When I got up to the Rt. 5 Bridge, I waded out to the pylon and walked the ledge under the bridge. I was able to see several steelhead hanging along the edge of the concrete bridge abutment. I drifted flies for a long time and eventually the crew decided to call it quits and take a shot at going to the Legion Hole. When we arrived on middle Elk, there was still a decent amount of ice on the water. It was starting to break up, but there were sections where ice still stretched the across the entire creek. I ended up taking a walk from the Legion Hole downstream to the Girard Sewer Treatment Plant. The water on Elk was flowing well and it had a nice green color to it. Along my walk I didn’t lay eyes on a steelhead but did see several large schools of spawning suckers.

After I reached the sewer plant, I called my buddies and told them to come pick me up. After they arrived we fished the large run and pool in front of the sewer plant. No one was able to hook up with a steelhead but a couple of the guys caught huge suckers on the fly.

 One of the "tubes" on Elk Creek.

One of the "tubes" on Elk Creek.

As the day rolled into the afternoon we decided to try our luck at the Elk Creek railroad tubes. I haven’t fished this section of Elk for a long time. The water looked great here and I explored water above and below the tubes. With the additional snowmelt adding to the water flow and light rain falling all day, the water was coming up and there were quite few deeper holes to fish. While fishing our way down to the Rt. 5 Bridge, Matt was able to hook up with a fresh chrome steelhead. What a fight, and a gorgeous fish. By late afternoon most of us had no hook-ups and were soaked from the rain. We called it a day and headed back to the Avonia.

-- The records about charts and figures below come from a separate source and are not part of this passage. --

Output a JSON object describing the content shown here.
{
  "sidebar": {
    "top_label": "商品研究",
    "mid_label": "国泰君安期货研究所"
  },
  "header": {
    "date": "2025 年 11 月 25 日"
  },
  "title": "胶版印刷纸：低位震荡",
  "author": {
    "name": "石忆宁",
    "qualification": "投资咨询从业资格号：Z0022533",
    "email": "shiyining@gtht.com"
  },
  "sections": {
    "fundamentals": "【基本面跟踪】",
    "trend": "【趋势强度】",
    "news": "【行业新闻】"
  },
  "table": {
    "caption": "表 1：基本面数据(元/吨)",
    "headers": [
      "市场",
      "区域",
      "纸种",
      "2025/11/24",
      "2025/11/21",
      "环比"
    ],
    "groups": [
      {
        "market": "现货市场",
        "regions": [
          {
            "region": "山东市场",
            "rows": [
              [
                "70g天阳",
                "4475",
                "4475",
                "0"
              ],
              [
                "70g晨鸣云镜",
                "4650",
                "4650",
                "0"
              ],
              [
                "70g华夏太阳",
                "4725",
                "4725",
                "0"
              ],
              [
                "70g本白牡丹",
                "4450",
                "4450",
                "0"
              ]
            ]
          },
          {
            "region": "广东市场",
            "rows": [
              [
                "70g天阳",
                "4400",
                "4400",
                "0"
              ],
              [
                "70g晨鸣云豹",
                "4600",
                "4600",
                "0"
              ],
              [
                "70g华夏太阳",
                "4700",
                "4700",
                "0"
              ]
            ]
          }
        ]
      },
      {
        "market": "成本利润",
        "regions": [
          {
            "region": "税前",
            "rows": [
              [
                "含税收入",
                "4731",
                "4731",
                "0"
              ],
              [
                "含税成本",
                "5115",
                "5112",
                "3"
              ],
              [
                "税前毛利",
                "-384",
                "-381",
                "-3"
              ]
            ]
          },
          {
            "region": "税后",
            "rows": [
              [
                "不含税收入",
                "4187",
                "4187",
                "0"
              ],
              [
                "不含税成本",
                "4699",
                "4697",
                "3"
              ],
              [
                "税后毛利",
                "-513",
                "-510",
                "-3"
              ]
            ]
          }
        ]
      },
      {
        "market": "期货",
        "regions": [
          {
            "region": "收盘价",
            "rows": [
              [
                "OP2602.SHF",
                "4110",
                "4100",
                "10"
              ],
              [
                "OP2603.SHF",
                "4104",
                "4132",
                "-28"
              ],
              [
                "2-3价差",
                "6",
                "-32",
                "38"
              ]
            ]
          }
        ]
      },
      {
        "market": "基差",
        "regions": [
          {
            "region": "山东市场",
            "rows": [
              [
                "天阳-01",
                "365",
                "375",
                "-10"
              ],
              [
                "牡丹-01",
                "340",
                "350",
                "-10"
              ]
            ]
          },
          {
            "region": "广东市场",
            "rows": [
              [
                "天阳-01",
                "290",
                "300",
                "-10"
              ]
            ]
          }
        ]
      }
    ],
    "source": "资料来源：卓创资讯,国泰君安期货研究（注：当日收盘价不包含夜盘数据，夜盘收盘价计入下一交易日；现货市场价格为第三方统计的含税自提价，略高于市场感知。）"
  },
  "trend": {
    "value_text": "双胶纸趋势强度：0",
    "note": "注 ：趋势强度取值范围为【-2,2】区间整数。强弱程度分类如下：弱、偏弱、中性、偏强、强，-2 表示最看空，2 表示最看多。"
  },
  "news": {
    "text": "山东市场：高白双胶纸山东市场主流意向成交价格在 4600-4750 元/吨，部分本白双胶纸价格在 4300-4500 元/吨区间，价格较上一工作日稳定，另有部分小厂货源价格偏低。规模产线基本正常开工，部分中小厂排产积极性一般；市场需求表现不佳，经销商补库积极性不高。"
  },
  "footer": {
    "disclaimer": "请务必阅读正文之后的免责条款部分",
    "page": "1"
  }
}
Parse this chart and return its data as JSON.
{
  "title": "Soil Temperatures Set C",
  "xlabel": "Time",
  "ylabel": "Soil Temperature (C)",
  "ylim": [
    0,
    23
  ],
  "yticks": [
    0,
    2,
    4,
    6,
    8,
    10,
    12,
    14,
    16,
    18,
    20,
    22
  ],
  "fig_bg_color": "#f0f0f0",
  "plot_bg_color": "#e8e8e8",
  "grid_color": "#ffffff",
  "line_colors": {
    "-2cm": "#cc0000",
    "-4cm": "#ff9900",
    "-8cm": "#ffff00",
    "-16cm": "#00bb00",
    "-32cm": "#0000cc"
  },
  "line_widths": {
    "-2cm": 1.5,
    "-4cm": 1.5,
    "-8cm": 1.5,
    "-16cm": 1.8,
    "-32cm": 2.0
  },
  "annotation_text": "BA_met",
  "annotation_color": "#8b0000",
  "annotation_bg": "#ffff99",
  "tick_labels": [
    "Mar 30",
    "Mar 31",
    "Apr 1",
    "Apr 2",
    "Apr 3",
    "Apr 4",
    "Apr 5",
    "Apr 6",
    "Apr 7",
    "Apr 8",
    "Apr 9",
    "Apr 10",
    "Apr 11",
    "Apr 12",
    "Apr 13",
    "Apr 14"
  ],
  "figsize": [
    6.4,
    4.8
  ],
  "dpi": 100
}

On Sunday, my buddies Mike and Travis decided to stay in bed and get a head start on the trip home. Matt and Jon and I couldn’t stop thinking about the steelhead we’d found in the 16 Mile Creek on Friday. We decided we’d head back and fish until lunch. To our surprise, when we started exploring there were even more fish there than on Friday. We counted over 24 steelhead in a several hundred-yard area. I was able to hook up and land two more steelhead, including one fresh run hen that was one of the most beautiful steelhead I’ve ever fought and landed.

 The beautiful hen I caught on Sunday morning using a weighted Y2K pattern.

The beautiful hen I caught on Sunday morning using a weighted Y2K pattern.

By lunchtime it was raining again, we were exhausted, and knew we needed to make the six hour trek back to southeastern, Pennsylvania. While Matt and Jon got on the road, I decided to grab some food at the Freeport on Rt. 5. I sat at the bar, reviewed fish pictures, read the online posts that were now glowing about Erie fishing conditions, and listened to the locals chat over Sunday dinner.

 The other steelhead I caught on Sunday. Jon, thanks for letting me borrow your hat!

The other steelhead I caught on Sunday. Jon, thanks for letting me borrow your hat!